Bruce Flockhart
- Born: Bruce Flockhart 23 August 1997 (age 28) Inverness, Scotland
- Height: 6 ft 6 in (1.98 m)
- Weight: 108 kg (17 st 0 lb)
- School: Strathallan School

Rugby union career
- Position: Number Eight

Amateur team(s)
- Years: Team / Apps / (Points)
- 2015-: Glasgow Hawks / 4 / (0)
- 2017-18: →Stade Niçois

Senior career
- Years: Team / Apps / (Points)
- 2015-21: Glasgow Warriors / 7 / (0)

International career
- Years: Team / Apps / (Points)
- Scotland Under 18 / 0
- 2016-17: Scotland Under 20 / 8

= Bruce Flockhart =

Scottish rugby union player (born 1997)

Bruce Flockhart (born 23 August 1997) is a Scottish former professional rugby union player who played for Glasgow Warriors. His usual position is at the Number Eight position. He has previously been loaned out from Glasgow Warriors and the Scottish Rugby Academy to the French side Stade Niçois for the 2017-18 season.

==Rugby Union career==

===Amateur career===

His father, Donald, played rugby union for Scotland Under 21s.

From Culloden Academy, Flockhart then moved to Strathallan School.

When not in Warriors duty, Flockhart played for Glasgow Hawks.

On 25 July 2017 it was announced that Flockhart would be loaned out to Stade Niçois, a Federale 2 club in France, outwith the French professional leagues. On 7 June 2018 it was noted that Flockhart's loan spell was over and he had returned to earn a contract with Glasgow Warriors.

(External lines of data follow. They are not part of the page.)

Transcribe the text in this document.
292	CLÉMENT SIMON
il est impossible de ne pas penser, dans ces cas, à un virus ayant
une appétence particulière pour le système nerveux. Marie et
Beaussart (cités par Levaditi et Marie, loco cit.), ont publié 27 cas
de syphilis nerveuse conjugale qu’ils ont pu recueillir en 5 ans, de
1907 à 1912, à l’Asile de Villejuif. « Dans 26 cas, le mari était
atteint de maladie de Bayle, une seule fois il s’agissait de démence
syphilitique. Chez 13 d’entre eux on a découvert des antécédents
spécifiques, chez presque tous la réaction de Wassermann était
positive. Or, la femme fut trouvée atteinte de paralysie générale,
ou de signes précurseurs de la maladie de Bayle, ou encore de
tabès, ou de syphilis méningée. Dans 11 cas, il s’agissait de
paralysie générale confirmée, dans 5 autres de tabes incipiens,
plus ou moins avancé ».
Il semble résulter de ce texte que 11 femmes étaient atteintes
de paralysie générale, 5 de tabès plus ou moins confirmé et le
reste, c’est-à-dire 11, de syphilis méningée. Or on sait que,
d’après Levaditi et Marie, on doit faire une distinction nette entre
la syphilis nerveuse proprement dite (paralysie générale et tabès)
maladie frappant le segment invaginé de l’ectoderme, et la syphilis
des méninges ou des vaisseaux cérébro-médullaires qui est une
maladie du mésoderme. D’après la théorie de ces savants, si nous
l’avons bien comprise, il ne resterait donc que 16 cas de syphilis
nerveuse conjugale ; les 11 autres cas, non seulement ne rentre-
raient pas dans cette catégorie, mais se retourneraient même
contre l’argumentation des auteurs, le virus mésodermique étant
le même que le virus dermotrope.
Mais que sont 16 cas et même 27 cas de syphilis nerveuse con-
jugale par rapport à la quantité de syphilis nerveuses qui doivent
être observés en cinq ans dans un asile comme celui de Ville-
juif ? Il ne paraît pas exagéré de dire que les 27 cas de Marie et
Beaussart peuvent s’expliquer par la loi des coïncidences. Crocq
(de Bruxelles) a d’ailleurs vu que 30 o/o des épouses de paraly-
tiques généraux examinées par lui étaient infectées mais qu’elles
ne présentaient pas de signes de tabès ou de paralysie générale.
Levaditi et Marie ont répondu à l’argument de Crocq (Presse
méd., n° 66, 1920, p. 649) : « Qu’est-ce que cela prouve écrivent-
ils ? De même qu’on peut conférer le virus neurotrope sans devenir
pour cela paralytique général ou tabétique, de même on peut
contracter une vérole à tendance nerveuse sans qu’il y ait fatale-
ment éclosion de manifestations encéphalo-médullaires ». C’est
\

Gibbins has been drafted to Glasgow Hawks in the Scottish Premiership for the 2018-19 season.

===Professional career===

He played for a Glasgow Warriors select side against an Ulster select side at the start of the 2014-15 season.

He was invited to train with Glasgow Warriors and Edinburgh at the end of the 2014-15 season.

Flockhart is enrolled in the BT Sport Scottish Rugby Academy as a Stage 3 player. Stage 3 players are aligned to a professional club and given regional support.

Flockhart has been assigned from the Scottish Rugby Academy to Glasgow Warriors from the 2015-16 season onwards.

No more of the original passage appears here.